Devon Baxter of Peg Bar Profiles, in the Baxter's Breakdown's feature on Cartoon Research, devoted a fair amount of his post about Bob McKimson's very funny fairytale sendup, The Turn-Tale Wolf, to Tedd Pierce.



One voice Tedd Pierce was credited with on three WB cartoons was the Bud Abbott in Babbitt & Catstello.



"Give me the bird! Give me the bird! If only the Hays Office would let me, I'd give him the boyd, all right!"




In addition to the aforementioned outstanding Cartoon Research posts, there's David Germain's 2009 post about Pepe Le Pew (who Chuck Jones, in his 1989 book Chuck Amuck The Life & Times Of An Animated Cartoonist claimed he patterned on the girl-chasing Tedd Pierce) and from Scott Ross' blog, PLUSSING IT: ISADORE “FRIZ” FRELENG (PART TWO), from a continuing series about the animation of Friz Freleng.



In the 1940's Tedd Pierce's handiwork (story and voice characterizations) turns up in quite a few Chuck Jones cartoons.

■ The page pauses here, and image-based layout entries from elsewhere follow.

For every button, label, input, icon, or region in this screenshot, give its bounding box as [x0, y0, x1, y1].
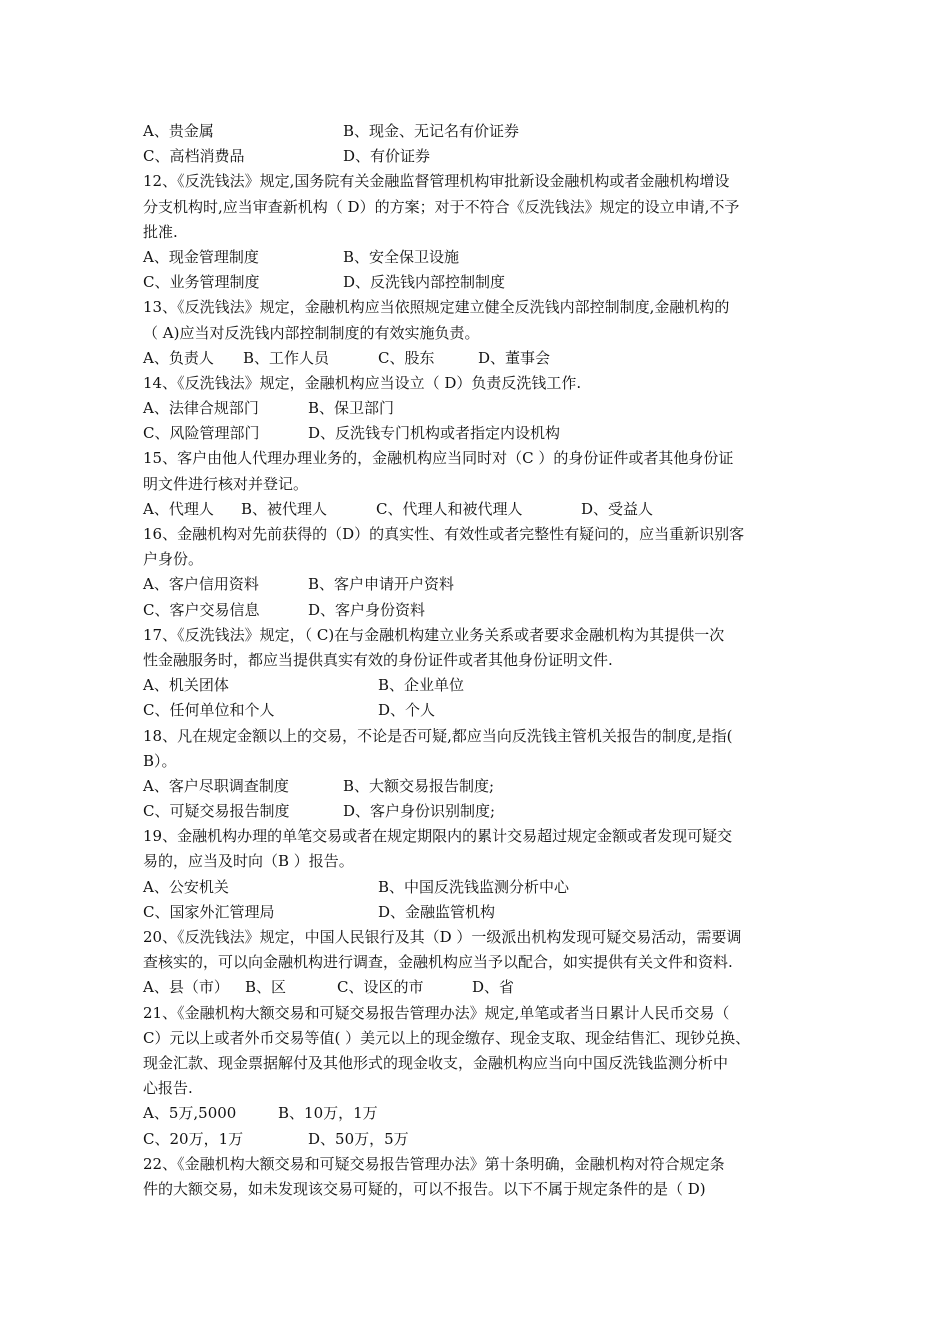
option-row: [143, 799, 815, 824]
option-c: C、风险管理部门: [143, 424, 260, 443]
option-d: D、省: [472, 978, 515, 997]
option-d: D、客户身份识别制度;: [343, 802, 496, 821]
option-b: B、区: [245, 978, 287, 997]
question-12-text-cont: 批准.: [143, 222, 178, 241]
question-22-text-cont: 件的大额交易，如未发现该交易可疑的，可以不报告。以下不属于规定条件的是（ D): [143, 1179, 706, 1198]
option-a: A、县（市）: [143, 978, 229, 997]
option-d: D、金融监管机构: [378, 902, 496, 921]
option-row: [143, 396, 815, 421]
option-row: [143, 900, 815, 925]
question-21-text: 21、《金融机构大额交易和可疑交易报告管理办法》规定,单笔或者当日累计人民币交易（: [143, 1003, 730, 1022]
question-15-text: 15、客户由他人代理办理业务的，金融机构应当同时对（C ）的身份证件或者其他身份证: [143, 449, 734, 468]
option-d: D、反洗钱内部控制制度: [343, 273, 506, 292]
option-b: B、10万，1万: [278, 1104, 378, 1123]
question-22-text: 22、《金融机构大额交易和可疑交易报告管理办法》第十条明确，金融机构对符合规定条: [143, 1154, 725, 1173]
option-c: C、国家外汇管理局: [143, 902, 275, 921]
question-12-text-cont: 分支机构时,应当审查新机构（ D）的方案；对于不符合《反洗钱法》规定的设立申请,不予: [143, 197, 740, 216]
option-b: B、企业单位: [378, 676, 465, 695]
option-row: [143, 497, 815, 522]
option-a: A、法律合规部门: [143, 399, 259, 418]
option-a: A、代理人: [143, 499, 214, 518]
question-21-text-cont: 心报告.: [143, 1079, 193, 1098]
option-row: [143, 421, 815, 446]
question-19-text: 19、金融机构办理的单笔交易或者在规定期限内的累计交易超过规定金额或者发现可疑交: [143, 827, 733, 846]
option-a: A、客户尽职调查制度: [143, 776, 289, 795]
option-b: B、保卫部门: [308, 399, 395, 418]
question-20-text: 20、《反洗钱法》规定，中国人民银行及其（D ）一级派出机构发现可疑交易活动，需要调: [143, 928, 742, 946]
question-17-text: 17、《反洗钱法》规定，（ C)在与金融机构建立业务关系或者要求金融机构为其提供一次: [143, 625, 725, 644]
option-b: B、工作人员: [243, 348, 330, 367]
option-a: A、5万,5000: [143, 1104, 237, 1123]
option-row: [143, 673, 815, 698]
question-18-text: 18、凡在规定金额以上的交易，不论是否可疑,都应当向反洗钱主管机关报告的制度,是指(: [143, 726, 733, 745]
option-c: C、业务管理制度: [143, 273, 260, 292]
question-19-text-cont: 易的，应当及时向（B ）报告。: [143, 852, 354, 871]
option-row: [143, 119, 815, 144]
option-d: D、董事会: [478, 348, 551, 367]
question-list: [143, 119, 815, 1202]
option-d: D、有价证券: [343, 147, 431, 166]
question-20-text-cont: 查核实的，可以向金融机构进行调查，金融机构应当予以配合，如实提供有关文件和资料.: [143, 953, 733, 972]
option-c: C、代理人和被代理人: [376, 499, 523, 518]
option-row: [143, 1101, 815, 1126]
option-row: [143, 698, 815, 723]
option-c: C、任何单位和个人: [143, 701, 275, 720]
option-row: [143, 144, 815, 169]
option-a: A、负责人: [143, 348, 214, 367]
option-row: [143, 346, 815, 371]
option-c: C、可疑交易报告制度: [143, 802, 290, 821]
option-b: B、现金、无记名有价证券: [343, 122, 520, 140]
question-21-text-cont: C）元以上或者外币交易等值( ）美元以上的现金缴存、现金支取、现金结售汇、现钞兑换、: [143, 1028, 751, 1047]
question-13-text-cont: （ A)应当对反洗钱内部控制制度的有效实施负责。: [143, 323, 480, 342]
question-13-text: 13、《反洗钱法》规定，金融机构应当依照规定建立健全反洗钱内部控制制度,金融机构的: [143, 298, 730, 317]
option-a: A、客户信用资料: [143, 575, 259, 594]
option-a: A、公安机关: [143, 877, 229, 896]
option-b: B、大额交易报告制度;: [343, 776, 495, 795]
option-row: [143, 774, 815, 799]
option-row: [143, 245, 815, 270]
option-a: A、现金管理制度: [143, 247, 259, 266]
option-row: [143, 975, 815, 1000]
option-d: D、50万，5万: [308, 1129, 409, 1148]
option-row: [143, 875, 815, 900]
question-18-text-cont: B）。: [143, 751, 177, 770]
option-row: [143, 598, 815, 623]
question-15-text-cont: 明文件进行核对并登记。: [143, 474, 309, 493]
option-c: C、设区的市: [337, 978, 424, 997]
question-12-text: 12、《反洗钱法》规定,国务院有关金融监督管理机构审批新设金融机构或者金融机构增设: [143, 172, 730, 191]
question-16-text-cont: 户身份。: [143, 550, 204, 569]
option-d: D、反洗钱专门机构或者指定内设机构: [308, 424, 561, 443]
option-b: B、中国反洗钱监测分析中心: [378, 877, 570, 896]
question-16-text: 16、金融机构对先前获得的（D）的真实性、有效性或者完整性有疑问的，应当重新识别客: [143, 525, 745, 543]
option-row: [143, 270, 815, 295]
option-c: C、20万，1万: [143, 1129, 244, 1148]
question-17-text-cont: 性金融服务时，都应当提供真实有效的身份证件或者其他身份证明文件.: [143, 650, 613, 669]
question-14-text: 14、《反洗钱法》规定，金融机构应当设立（ D）负责反洗钱工作.: [143, 373, 582, 392]
option-b: B、客户申请开户资料: [308, 575, 455, 594]
option-row: [143, 572, 815, 597]
option-b: B、安全保卫设施: [343, 247, 460, 266]
option-a: A、机关团体: [143, 676, 229, 695]
option-c: C、股东: [378, 348, 435, 367]
option-c: C、客户交易信息: [143, 600, 260, 619]
question-21-text-cont: 现金汇款、现金票据解付及其他形式的现金收支，金融机构应当向中国反洗钱监测分析中: [143, 1053, 729, 1072]
option-d: D、客户身份资料: [308, 600, 426, 619]
option-c: C、高档消费品: [143, 147, 245, 166]
option-d: D、受益人: [581, 499, 654, 518]
option-row: [143, 1127, 815, 1152]
option-d: D、个人: [378, 701, 436, 720]
option-b: B、被代理人: [241, 499, 328, 518]
option-a: A、贵金属: [143, 122, 214, 140]
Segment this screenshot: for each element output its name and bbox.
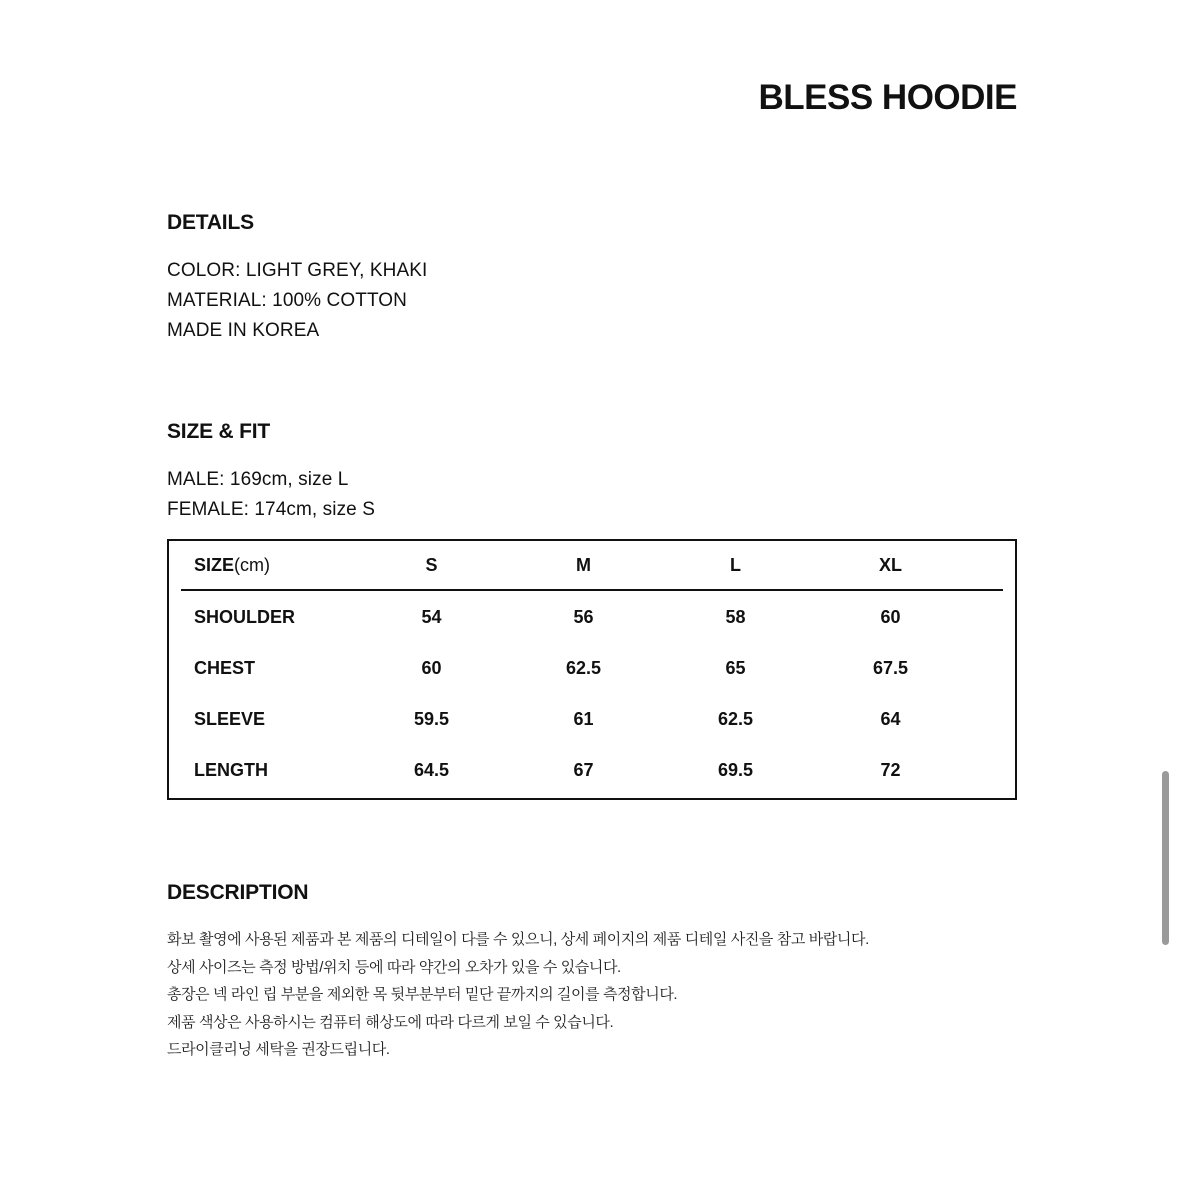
details-material: MATERIAL: 100% COTTON <box>167 290 408 311</box>
cell-value: 67.5 <box>872 658 909 678</box>
cell-value: 62.5 <box>565 658 602 678</box>
details-color: COLOR: LIGHT GREY, KHAKI <box>167 260 428 281</box>
size-table-inner <box>181 541 1003 796</box>
cell-value: 61 <box>573 709 594 729</box>
scrollbar-thumb[interactable] <box>1162 771 1169 945</box>
cell-value: 60 <box>880 606 901 627</box>
size-header-xl: XL <box>878 554 902 575</box>
row-label: SLEEVE <box>194 709 266 729</box>
size-table-header <box>181 541 1003 591</box>
description-heading: DESCRIPTION <box>167 881 309 904</box>
table-row <box>181 591 1003 643</box>
model-male: MALE: 169cm, size L <box>167 469 349 490</box>
description-line: 제품 색상은 사용하시는 컴퓨터 해상도에 따라 다르게 보일 수 있습니다. <box>167 1013 614 1031</box>
cell-value: 64 <box>880 709 901 729</box>
cell-value: 69.5 <box>717 760 754 780</box>
description-line: 드라이클리닝 세탁을 권장드립니다. <box>167 1041 390 1058</box>
cell-value: 67 <box>573 760 594 780</box>
description-line: 총장은 넥 라인 립 부분을 제외한 목 뒷부분부터 밑단 끝까지의 길이를 측정합니다. <box>167 986 678 1003</box>
row-label: CHEST <box>194 658 256 678</box>
description-line: 상세 사이즈는 측정 방법/위치 등에 따라 약간의 오차가 있을 수 있습니다. <box>167 958 621 976</box>
size-header-s: S <box>425 554 438 575</box>
cell-value: 64.5 <box>413 760 450 780</box>
size-fit-list <box>167 465 375 525</box>
cell-value: 56 <box>573 606 594 627</box>
size-header-l: L <box>730 554 741 575</box>
table-row <box>181 745 1003 796</box>
table-row <box>181 643 1003 694</box>
table-row <box>181 694 1003 745</box>
model-female: FEMALE: 174cm, size S <box>167 499 376 520</box>
cell-value: 60 <box>421 658 442 678</box>
product-title: BLESS HOODIE <box>758 78 1017 117</box>
description-line: 화보 촬영에 사용된 제품과 본 제품의 디테일이 다를 수 있으니, 상세 페이지의 제품 디테일 사진을 참고 바랍니다. <box>167 931 869 948</box>
details-list <box>167 256 427 346</box>
size-table <box>167 539 1017 800</box>
cell-value: 54 <box>421 606 442 627</box>
cell-value: 62.5 <box>717 709 754 729</box>
row-label: LENGTH <box>194 760 268 780</box>
description-list <box>167 926 869 1064</box>
details-origin: MADE IN KOREA <box>167 320 320 341</box>
cell-value: 58 <box>725 606 746 627</box>
cell-value: 65 <box>725 658 746 678</box>
size-header-label: SIZE(cm) <box>194 554 270 575</box>
cell-value: 59.5 <box>413 709 450 729</box>
row-label: SHOULDER <box>194 606 296 627</box>
size-fit-heading: SIZE & FIT <box>167 420 271 443</box>
details-heading: DETAILS <box>167 211 254 234</box>
cell-value: 72 <box>880 760 901 780</box>
size-header-m: M <box>576 554 591 575</box>
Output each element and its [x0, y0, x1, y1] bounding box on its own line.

On the sub-topic of animation directors and writers who doubled as voice artists (Pierce, Bill Scott, Ben Hardaway, Cal Howard, Jack Mercer, Tex Avery and, more recently, John Kricfalusi and the late, great Joe Ranft), the Wikipedia entry for Tedd Pierce, echoed in the Looney Tunes wiki, credits him with specific voices for a bunch of cartoons. Do not have studio records to confirm how accurate this, or the listing in Pierce's Behind The Voice Actors entry is. IMDB proves even more questionable and credits Tedd Pierce with voice work on Screen Gems cartoons. Don't know where IMDB got this information. Not under the impression that Pierce followed Henry Binder to Screen Gems (along with Dave Monahan, Cal Howard and, very briefly, Bob Clampett) during that studio's last gasp in 1945-1946. Would need experts to confirm. . .

By the 1950's, after teaming up with Mike Maltese, Tedd was the principal storyman for the Bob McKimson crew at Warner Bros. Animation.



When Warner Bros. animation closed in June 1953, Pierce would go to UPA and contribute stories to a couple of cartoons there.





With his writing collaborator, Bill Danch, Tedd Pierce worked on The Jim Backus Show and The Alvin Show.



As the 1960's progressed, Pierce & Danch would write WB and Walter Lantz cartoons and also be among the screenwriters who penned the George Peppard-Mary Tyler Moore romantic comedy What's So Bad About Being Good, co-starring New York City, a toucan and Dom DeLuise.



In closing, have read that Tedd actually wrote one of this blogger's all-time favorite jokes ever in a film, animation or live-action. That would be the "beavers damming the river" bit in the Chuck Jones cartoon, THE EAGER BEAVER.